History of the Stiffkey Cockle Club
The club was formed in 1997 by a group of owners and sailors who wanted to share their sailing experiences, socialise and race together.
In 1995 George Hewitt was looking to build a well mannered recreational sailing boat in GRP. George found a boat called “Joan” in Wells harbour. She was a clinker built Cockler with lug sail rigging, he felt she might fit the bill. Underneath the layers of paint George discovered the original name “Amber”. Concurrently Harry Smith was looking for a boat to replace his crab boat. Harry seeing the plug hull of “Amber” agreed to buy the first production model, Cockle number 1 “Julia” (money never discussed). The gunter rigging design and centre plate positioning was the work of Commander Pratt (ex RN). In 1996 the prototype Stiffkey Cockle sail number 0 was tested by Dave Buckey. With her attractive lines, strong build quality and well mannered sailing characteristics she soon gathered a following of enthusiastic helms in Blakeney Harbour and further west along the coast.
The first meeting of the club took place at the Blakeney Hotel on 9th November 1997. There were 14 attendees, officers were proposed and the club was formally inaugurated. Dave Buckey was appointed chairman and George Hewitt the club’s president. “Cockle Haven” was conceived and under the stewardship of Robin Combe and is now berth to 12 cockles, remaining to this day the iconic view of Morston Creek.
In 1998 the Cockle completed its stability tests and was awarded a Recreational Craft Test Certificate and Robert Rowe produced sailing instructions as required by the EU. 1998 also saw the introduction by Bob Rowe of simple racing rules and a race calendar, the “Challenger Cup Series”. Social racing was established with the first Cockle World Championships taking place on the 15th August. That year Cockles took the first three places in the Morston Regatta.
By this time some 30 boats were built and/or on order and the entertainments officer Angela Hassall started to think of venues large enough to accommodate the growing number of club members and guests. A format with a fitting out supper, BBQ and laying up supper was established and this has grown to include various other social events during the season.

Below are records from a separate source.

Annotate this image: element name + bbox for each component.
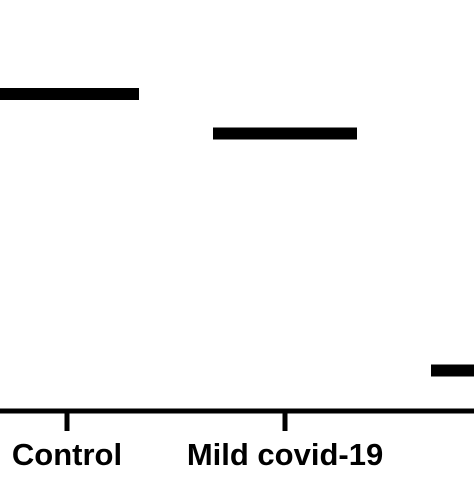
x-tick-label: Mild covid-19 [187, 437, 383, 472]
x-tick-label: Control [12, 437, 122, 472]
x-axis-ticks [64, 411, 288, 431]
chart-marks [0, 88, 474, 377]
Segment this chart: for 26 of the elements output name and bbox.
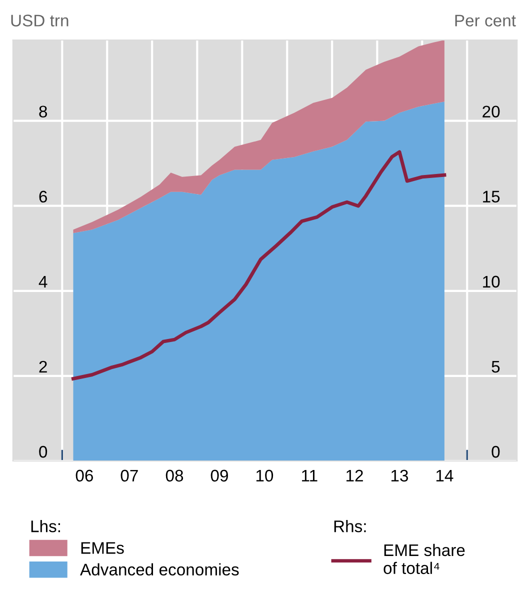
text: Lhs: <box>31 520 60 532</box>
x-tick-label: 09 <box>210 470 228 482</box>
y-tick-label: 2 <box>39 360 47 372</box>
x-tick-label: 06 <box>76 470 93 482</box>
y2-tick-label: 5 <box>492 361 500 373</box>
y2-tick-label: 15 <box>483 190 500 203</box>
text: Rhs: <box>334 520 366 532</box>
x-tick-label: 07 <box>120 470 138 482</box>
y2-axis-title: Per cent <box>455 14 516 26</box>
x-tick-label: 11 <box>302 470 318 482</box>
x-tick-label: 12 <box>346 470 363 482</box>
y-tick-label: 6 <box>39 190 47 203</box>
y2-tick-label: 10 <box>483 276 500 288</box>
x-tick-label: 10 <box>256 470 274 482</box>
y-tick-label: 8 <box>39 106 47 118</box>
y-tick-label: 0 <box>39 446 48 458</box>
y-tick-label: 4 <box>38 276 48 288</box>
x-tick-label: 13 <box>391 470 408 482</box>
x-tick-label: 08 <box>166 470 184 482</box>
legend-label: EMEs <box>81 542 124 554</box>
legend-label: Advanced economies <box>80 563 239 576</box>
y-axis-title: USD trn <box>11 14 68 26</box>
x-tick-label: 14 <box>436 470 454 482</box>
y2-tick-label: 0 <box>492 446 500 458</box>
legend-label: EME share of total⁴ <box>384 544 465 574</box>
y2-tick-label: 20 <box>482 106 500 118</box>
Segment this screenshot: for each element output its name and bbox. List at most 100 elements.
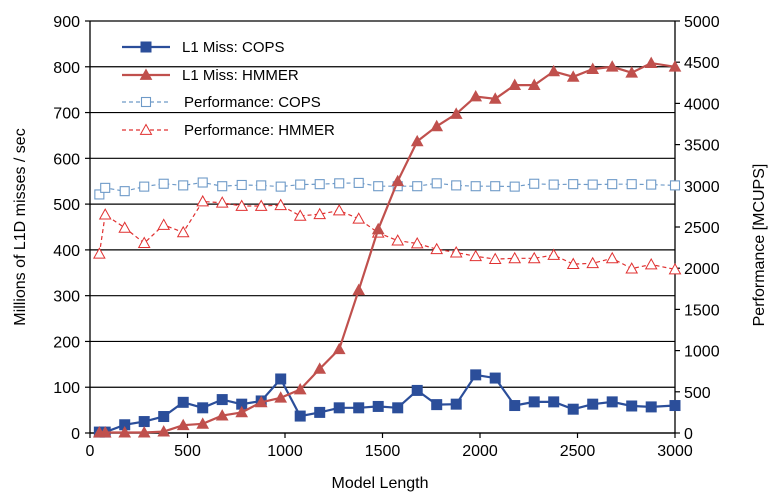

1998/9 saw the development of a busy calendar of 10 races and the laying down of additional buoys to facilitate racing at the western end of Blakeney Pit. A number of club members agreed to be starters and George Hewitt provided the safety/committee/starter’s boat. That year there were a total of 38 starters involved in the races.
In 2001 the Admiral’s plate was gifted by Admiral Marine and subsequently presented annually. 2002 heralded the development of a race committee under the chairmanship of Bob Rowe. Dennis Pell and Charles and Yvonne Tyndall made up the initial racing committee. The Cockle came to national attention with an article in Watercraft entitled “Discover the Stiffkey Cockle”.
In 2004 an anemometer was proposed to commemorate Captain Bob Rowe and this was erected by the National Trust in 2009 and repaired and re-sited in 2015.
Moorings have become ever more precious with boats moored on “cockle haven”, on mud moorings in the creek, in the pit just to the east and north of Morston Creek “the Cockle moorings”. The club remains indebted to the National Trust, The Blakeney Harbour Association, George Hewitt and Jason Bean for their continued support in maintaining our harbour, facilities and boats.
The fleet has steadily increased from 6 built in 1996 to 54 built or ordered by 2000, and by 2002 this number had risen to 85. Demand outstripped the production of some 6 or 7 boats per year. The 116th boat (sail number 115) was launched in time for the start of the 2011 season. In 2013 the club produced a brochure describing the merits of the craft.
The majority of boats sail out of Morston but others sail from Burnham Overy, Brancaster and Wells and some have moved even farther afield.
Membership has grown year on year with a full social and racing calendar. Social racing has evolved with invitations to other clubs such as Brancaster and Blakeney.